JUSLINE Entscheidung

Veröffentlicht am 18.11.1992
beobachten
merken

Index

001 Verwaltungsrecht allgemein;
10/01 Bundes-Verfassungsgesetz (B-VG);
10/07 Verwaltungsgerichtshof;
72/01 Hochschulorganisation;
72/12 Studien an den Hochschulen künstlerischer Richtung;

Norm

B-VG Art18 Abs2;
GO Hochschule Musik Darstellende Kunst Wien;
KHSchOrgG §21 Abs9;
KHStG 1983 §49 Abs1;
UOG 1975 §15 Abs7;
VwGG §41 Abs1;
VwGG §42 Abs2 Z2;
VwRallg;

Betreff

Der Verwaltungsgerichtshof hat über die Beschwerde der E in W, vertreten durch Dr. H, Rechtsanwalt in W, gegen den Bescheid der entscheidungsbefugten Kommission des Gesamtkollegiums der Hochschule für Musik und darstellende Kunst in Wien vom 6. Mai 1991, Zl. 2010/91, betreffend Ansuchen um Nostrifizierung eines in der UdSSR erworbenen Diplomes im Fach Klavier der Studienrichtung Instrumental(Gesangs)pädagogik nach § 49 KHStG, zu Recht erkannt:

Spruch

Der angefochtene Bescheid wird wegen Rechtswidrigkeit infolge Unzuständigkeit der belangten Behörde aufgehoben.

Der Bund hat der Beschwerdeführerin Aufwendungen in Höhe von S 11.500,-- binnen zwei Wochen bei sonstiger Exekution zu ersetzen. Das Mehrbegehren wird abgewiesen.

Begründung

Die am 27. Jänner 1947 in der UdSSR geborene Beschwerdeführerin besuchte von 1953 bis 1962 die dortige Grundschule und parallel dazu die Musikgrundschule. Nach deren Abschluß trat sie im Jahre 1962 in die Kutaiser musikalische Lehranstalt "Balantschiwodse" ein, wo sie 1966 den Lehrgang der Fachrichtung Klavier mit Auszeichnung abschloß, wobei ihr mit Diplom die Eignung als Lehrerin der Kindermusikschule und als Konzertmeister zuerkannt wurde. 1966 inskribierte sie am Charkower Institut für Kunst (Kunsthochschule) mit Fachrichtung Klavier, dort schloß sie das Studium Diplom vom 27. April 1971 mit der österreichischen Studienrichtung Instrumentale (Gesangs-)pädagogik (Klavier) und dem akademischen Grad "Magister der Künste" ab. Von 1971 bis 1974 arbeitete sie an der speziellen Musikanstalt als Lehrerin für Klavier und als Konzertmeister und wanderte 1974 nach Israel aus. Seit 1985 lebt sie mit ihrer Familie in Wien und hat hier ihren ordentlichen Wohnsitz.

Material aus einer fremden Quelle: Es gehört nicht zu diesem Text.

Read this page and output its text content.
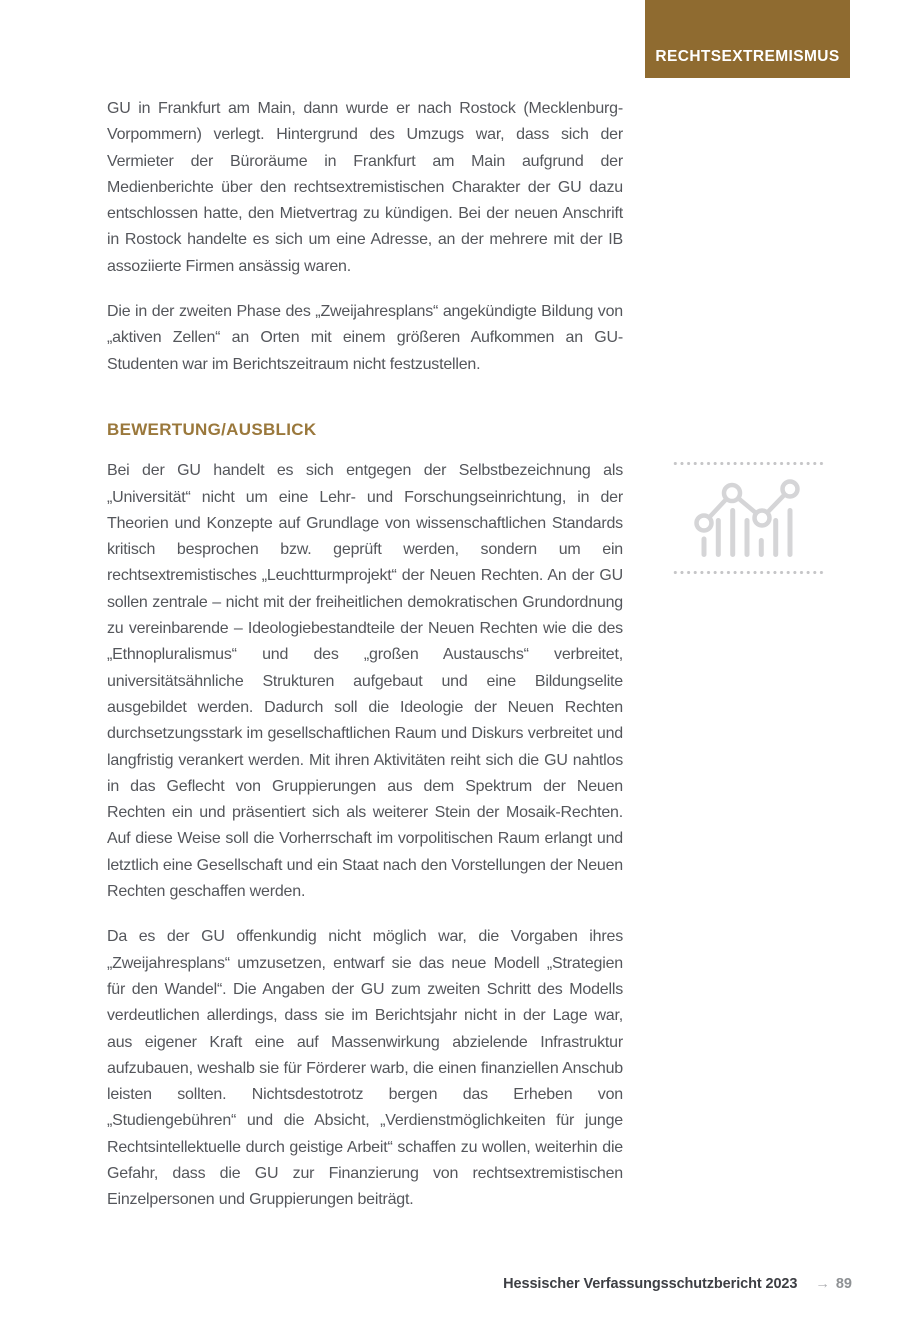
RECHTSEXTREMISMUS

GU in Frankfurt am Main, dann wurde er nach Rostock (Mecklenburg-Vorpommern) verlegt. Hintergrund des Umzugs war, dass sich der Vermieter der Büroräume in Frankfurt am Main aufgrund der Medienberichte über den rechtsextremistischen Charakter der GU dazu entschlossen hatte, den Mietvertrag zu kündigen. Bei der neuen Anschrift in Rostock handelte es sich um eine Adresse, an der mehrere mit der IB assoziierte Firmen ansässig waren.

Die in der zweiten Phase des „Zweijahresplans“ angekündigte Bildung von „aktiven Zellen“ an Orten mit einem größeren Aufkommen an GU-Studenten war im Berichtszeitraum nicht festzustellen.

BEWERTUNG/AUSBLICK

Bei der GU handelt es sich entgegen der Selbstbezeichnung als „Universität“ nicht um eine Lehr- und Forschungseinrichtung, in der Theorien und Konzepte auf Grundlage von wissenschaftlichen Standards kritisch besprochen bzw. geprüft werden, sondern um ein rechtsextremistisches „Leuchtturmprojekt“ der Neuen Rechten. An der GU sollen zentrale – nicht mit der freiheitlichen demokratischen Grundordnung zu vereinbarende – Ideologiebestandteile der Neuen Rechten wie die des „Ethnopluralismus“ und des „großen Austauschs“ verbreitet, universitätsähnliche Strukturen aufgebaut und eine Bildungselite ausgebildet werden. Dadurch soll die Ideologie der Neuen Rechten durchsetzungsstark im gesellschaftlichen Raum und Diskurs verbreitet und langfristig verankert werden. Mit ihren Aktivitäten reiht sich die GU nahtlos in das Geflecht von Gruppierungen aus dem Spektrum der Neuen Rechten ein und präsentiert sich als weiterer Stein der Mosaik-Rechten. Auf diese Weise soll die Vorherrschaft im vorpolitischen Raum erlangt und letztlich eine Gesellschaft und ein Staat nach den Vorstellungen der Neuen Rechten geschaffen werden.

Da es der GU offenkundig nicht möglich war, die Vorgaben ihres „Zweijahresplans“ umzusetzen, entwarf sie das neue Modell „Strategien für den Wandel“. Die Angaben der GU zum zweiten Schritt des Modells verdeutlichen allerdings, dass sie im Berichtsjahr nicht in der Lage war, aus eigener Kraft eine auf Massenwirkung abzielende Infrastruktur aufzubauen, weshalb sie für Förderer warb, die einen finanziellen Anschub leisten sollten. Nichtsdestotrotz bergen das Erheben von „Studiengebühren“ und die Absicht, „Verdienstmöglichkeiten für junge Rechtsintellektuelle durch geistige Arbeit“ schaffen zu wollen, weiterhin die Gefahr, dass die GU zur Finanzierung von rechtsextremistischen Einzelpersonen und Gruppierungen beiträgt.

Hessischer Verfassungsschutzbericht 2023 → 89
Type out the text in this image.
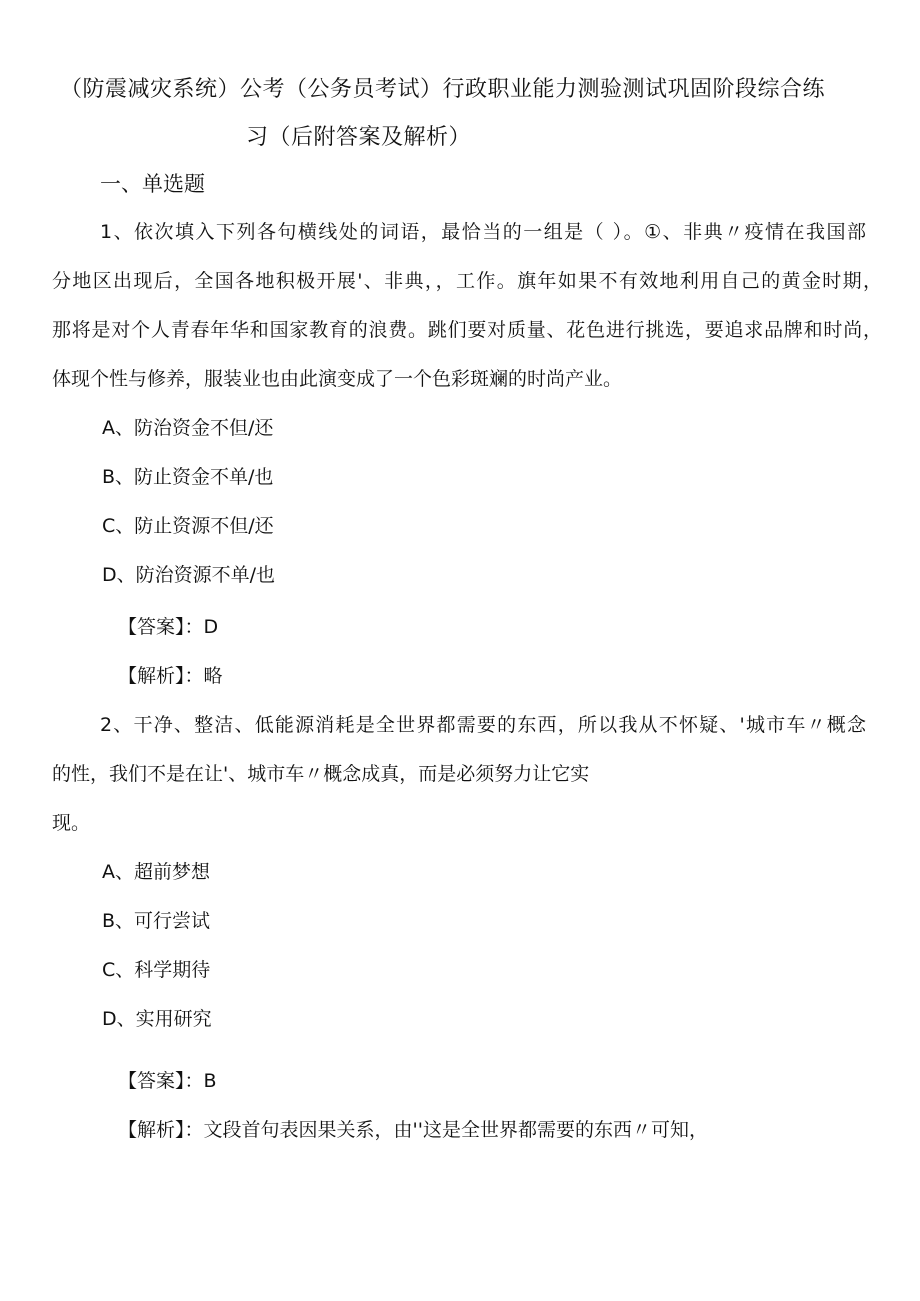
（防震减灾系统）公考（公务员考试）行政职业能力测验测试巩固阶段综合练
习（后附答案及解析）
一、单选题
1、依次填入下列各句横线处的词语，最恰当的一组是（ ）。①、非典〃疫情在我国部
分地区出现后，全国各地积极开展'、非典，，工作。旗年如果不有效地利用自己的黄金时期，
那将是对个人青春年华和国家教育的浪费。跳们要对质量、花色进行挑选，要追求品牌和时尚，
体现个性与修养，服装业也由此演变成了一个色彩斑斓的时尚产业。
A、防治资金不但/还
B、防止资金不单/也
C、防止资源不但/还
D、防治资源不单/也
【答案】：D
【解析】：略
2、干净、整洁、低能源消耗是全世界都需要的东西，所以我从不怀疑、'城市车〃概念
的性，我们不是在让'、城市车〃概念成真，而是必须努力让它实
现。
A、超前梦想
B、可行尝试
C、科学期待
D、实用研究
【答案】：B
【解析】：文段首句表因果关系，由''这是全世界都需要的东西〃可知，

Am 15. September 1989 beantragte die Beschwerdeführerin die Nostrifizierung ihrer in der UdSSR erworbenen Diplome im Fach Klavier der Studienrichtung Instrumental- und Gesangspädagogik. Mit Schreiben vom 13. März 1991 teilte die Nostrifizierungskommission der Hochschule für Musik und darstellende Kunst in Wien der Beschwerdeführerin mit, daß an Hand der übermittelten Unterlagen und der geltenden österreichischen Studienvorschriften festgestellt worden sei, daß dem Antrag auf Nostrifizierung des von der Beschwerdeführerin am Charkower Institut für Kunst erworbenen Diploms vom 27. April 1971 in der Studienrichtung Klavier gemäß § 49 KHStG nicht stattgegeben werden könne, da das von der Beschwerdeführerin an diesem Institut betriebene Studium ein einseitig am Instrument ausgerichtetes Studium sei und daher mit der österreichischen Studienrichtung Instrumental(Gesangs)pädagogik/Klavier nicht vergleichbar sei. Gleichzeitig wurde die Beschwerdeführerin zur schriftlichen Stellungnahme gemäß § 45 Abs. 3 AVG binnen drei Wochen aufgefordert. Daraufhin nahm die Beschwerdeführerin mit Schreiben vom 20. März 1991 Stellung, indem sie zunächst betonte, daß sie nicht nur am Charkower Institut für Kunst, sondern auch an der musikalischen Lehranstalt "Balantschiwodse" in der Stadt Kutaisi, Teilrepublik Georgien studiert habe und ihr dort die Eignung als Lehrerin der Kindermusikschule und als Konzertmeisterin zuerkannt worden sei. Die von ihr abgeschlossenen Studien hätten mehr Fächer umfaßt, als dies nach dem (hier geltenden) KHStG in der geltenden Fassung vorgeschrieben werde. Der Vorhalt, das von ihr am Charkower Institut für Kunst betriebene Studium sei ein einseitig am Instrument ausgerichtetes gewesen, sei nicht richtig, weil sie bereits vorher in Kutaisi Klavier studiert und dabei auch die Fächer Instrumental- und Gesangspädagogik belegt gehabt habe. Sie gab auch weiters ihrem Glauben Ausdruck, ihre Arbeit seit ihrem Studium als Vokal- oder Instrumentalbegleitung sowie Ensembleleiterin habe sie qualifiziert und berechtigt, in Österreich als Musiklehrerin anerkannt zu werden.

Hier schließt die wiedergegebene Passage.